Logo NAÏF 2012 no tema 1

O Inesperado na Arte

Marta Mestre

Crítica e historiadora de arte

O nosso olhar transforma-se muito mais do que a arte. A nossa perspectiva sobre as coisas emancipa-se de uma ordem fechada e discursiva, e existe como um emaranhado emotivo que articula um jogo de imagens e de tempos circulando confortavelmente entre “alta” e “baixa” cultura.

A arte espontânea, ou seja, a produção visual que é realizada à parte do mundo institucionalizado da arte, tem um poder cada vez mais expressivo de empatia e sedução, e isso deve-se ao enfraquecimento da rígida distribuição de gêneros, temas e hierarquias ao longo do século XX.

Um pouco por toda a parte, e com maior ou menor grau de expressividade, reparamos que a “arte espontânea”, aquela que está sempre onde menos esperamos, onde ninguém pensa nela, nem pronuncia o seu nome, tem admiradores por todo o mundo e realiza um caminho excepcional de afirmação, seja no Brasil, seja... na Finlândia.

Em 2006 fiz uma viagem à Finlândia e tive oportunidade de visitar artistas e produções da chamada “arte espontânea”. Foi uma experiência intensa, na qual pude perceber a importância simbólica, cultural, identitária e econômica que esse campo artístico pode ter. Tomar agora conhecimento com a produção brasileira que chega à Bienal Naïfs de Piracicaba faz-me constatar que, apesar de serem países com realidades muito diferentes, existe um traço comum que confere unidade às suas produções visuais.

O jargão que os especialistas usam para caracterizar esse tipo de produção é extenso: arte naïf, arte outsider, art brut, raw art, folk art, arte visionária, “ambientes visionários” etc.; contudo, é uma mesma ordem de imaginário e crença, imagens que parecem ter saído de um Éden acabado de descobrir, e que são intensamente povoadas de anacronias e de obsessões. Sobrevivências de uma “história sem nome” que nos chegam de forma avassaladora, intensa e disruptiva.

O caso finlandês tem contornos épicos, pela sucessão dos seus episódios e pela forma com que, em menos de trinta anos, soube trazer uma enorme visibilidade para um campo até então desconsiderado. Começa com a história de Veli Granö, artista contemporâneo que realiza a série de fotografias “Onnela — Trip to Paradise”, retratos de vinte artistas folk e outsider no contexto dos seus mundos idiossincráticos. ­A série é exposta em 1986, numa galeria de Helsinki, e gera o imediato interesse de várias camadas da sociedade.

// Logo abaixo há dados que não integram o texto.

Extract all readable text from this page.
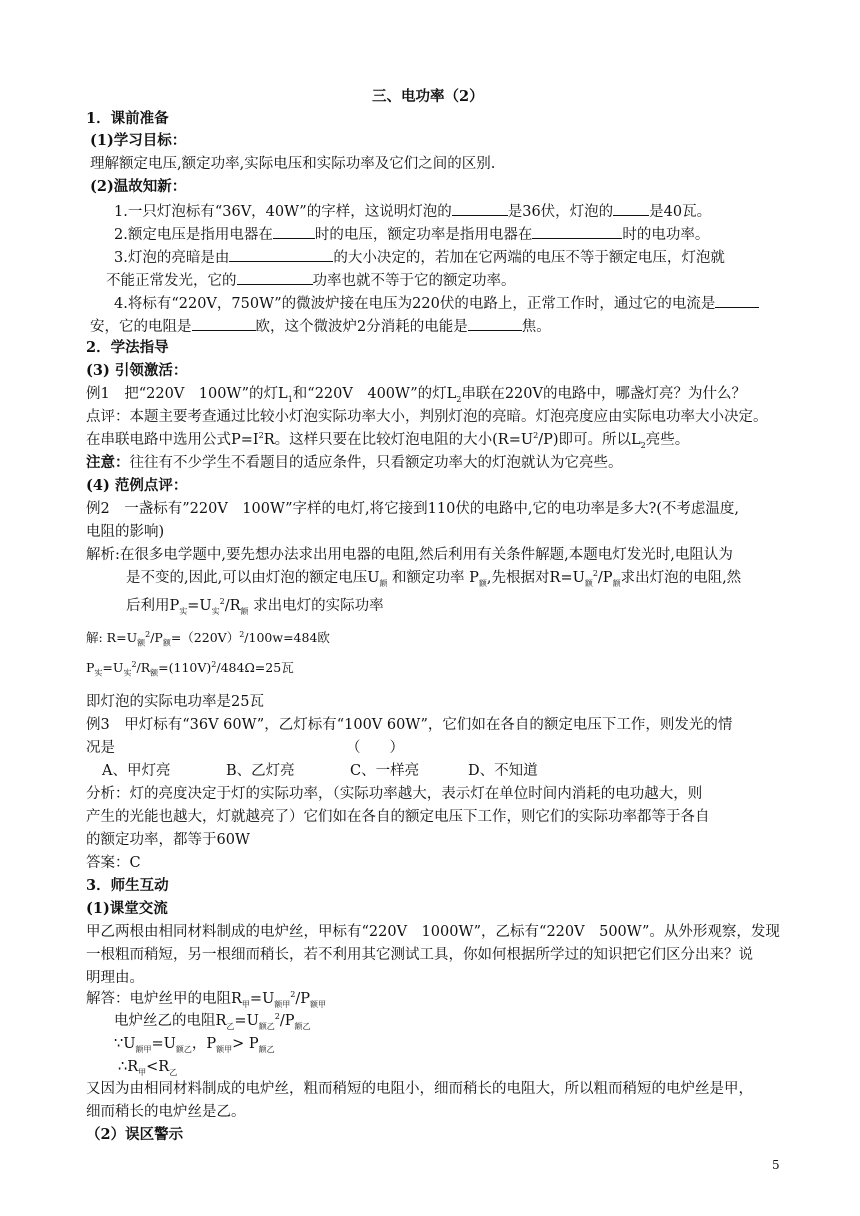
三、电功率（2）
1．课前准备
(1)学习目标：
理解额定电压,额定功率,实际电压和实际功率及它们之间的区别.
(2)温故知新：
1.一只灯泡标有“36V，40W”的字样，这说明灯泡的	是36伏，灯泡的 是40瓦。
2.额定电压是指用电器在	时的电压，额定功率是指用电器在	时的电功率。
3.灯泡的亮暗是由	的大小决定的，若加在它两端的电压不等于额定电压，灯泡就
不能正常发光，它的	功率也就不等于它的额定功率。
4.将标有“220V，750W”的微波炉接在电压为220伏的电路上，正常工作时，通过它的电流是
安，它的电阻是	欧，这个微波炉2分消耗的电能是	焦。
2．学法指导
(3) 引领激活：
例1　把“220V　100W”的灯$L_1$和“220V　400W”的灯$L_2$串联在220V的电路中，哪盏灯亮？为什么？
点评：本题主要考查通过比较小灯泡实际功率大小，判别灯泡的亮暗。灯泡亮度应由实际电功率大小决定。
在串联电路中选用公式$P=I^2R$。这样只要在比较灯泡电阻的大小$(R=U^2/P)$即可。所以$L_2$亮些。
注意：往往有不少学生不看题目的适应条件，只看额定功率大的灯泡就认为它亮些。
(4) 范例点评：
例2　一盏标有”220V　100W”字样的电灯,将它接到110伏的电路中,它的电功率是多大?(不考虑温度,
电阻的影响)
解析:在很多电学题中,要先想办法求出用电器的电阻,然后利用有关条件解题,本题电灯发光时,电阻认为
是不变的,因此,可以由灯泡的额定电压$U_额$ 和额定功率 $P_额$,先根据对$R=U_额^2/P_额$求出灯泡的电阻,然
后利用$P_实=U_实^2/R_额$ 求出电灯的实际功率
解: $R=U_额^2/P_额=(220V)^2/100w=484$欧
$P_实=U_实^2/R_额=(110V)^2/484\Omega=25$瓦
即灯泡的实际电功率是25瓦
例3　甲灯标有“36V 60W”，乙灯标有“100V 60W”，它们如在各自的额定电压下工作，则发光的情
况是	（　　）
A、甲灯亮	B、乙灯亮	C、一样亮	D、不知道
分析：灯的亮度决定于灯的实际功率，（实际功率越大，表示灯在单位时间内消耗的电功越大，则
产生的光能也越大，灯就越亮了）它们如在各自的额定电压下工作，则它们的实际功率都等于各自
的额定功率，都等于60W
答案：C
3．师生互动
(1)课堂交流
甲乙两根由相同材料制成的电炉丝，甲标有“220V　1000W”，乙标有“220V　500W”。从外形观察，发现
一根粗而稍短，另一根细而稍长，若不利用其它测试工具，你如何根据所学过的知识把它们区分出来？说
明理由。
解答：电炉丝甲的电阻$R_甲=U_{额甲}^2/P_{额甲}$
电炉丝乙的电阻$R_乙=U_{额乙}^2/P_{额乙}$
$\because U_{额甲}=U_{额乙}$，$P_{额甲}> P_{额乙}$
$\therefore R_甲<R_乙$
又因为由相同材料制成的电炉丝，粗而稍短的电阻小，细而稍长的电阻大，所以粗而稍短的电炉丝是甲，
细而稍长的电炉丝是乙。
（2）误区警示
5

O exemplo europeu é recheado de acontecimentos muito contundentes na criação de uma estética de corpo inteiro com o apoio do Estado: a abertura do “Contemporary Folk Art Museum” (na cidade de Kaustinen); a liderança no programa europeu “Equal Rights to Creativity — Contemporary Folk Art in Europe”, em parceria com a Hungria, Itália, Estônia e França, ao qual se associou uma editora para a publicação de edições de grande qualidade dos trabalhos dos artistas “espontâneos”; a exposição “In Another World” realizada no Museu de Arte Contemporânea de Helsinki — Kiasma, uma seleção da melhor arte espontânea finlandesa, a par dos artistas históricos das coleções europeias (Alain Bourbonnais, Aloïse Corbaz, Madge Gill, Chris Hipkiss, Giovanni Battista Podesta, Henry Darger ou Adolf Wölfli); e a condecoração, em 2007, de Veijo Rönkkönen, um dos artistas fotografado vinte anos antes por Veli Granö, com o “Finland Prize”, prêmio nacional do Ministério da Cultura, pelo seu trabalho que recebia a atenção do curador internacional Harald Szeemann.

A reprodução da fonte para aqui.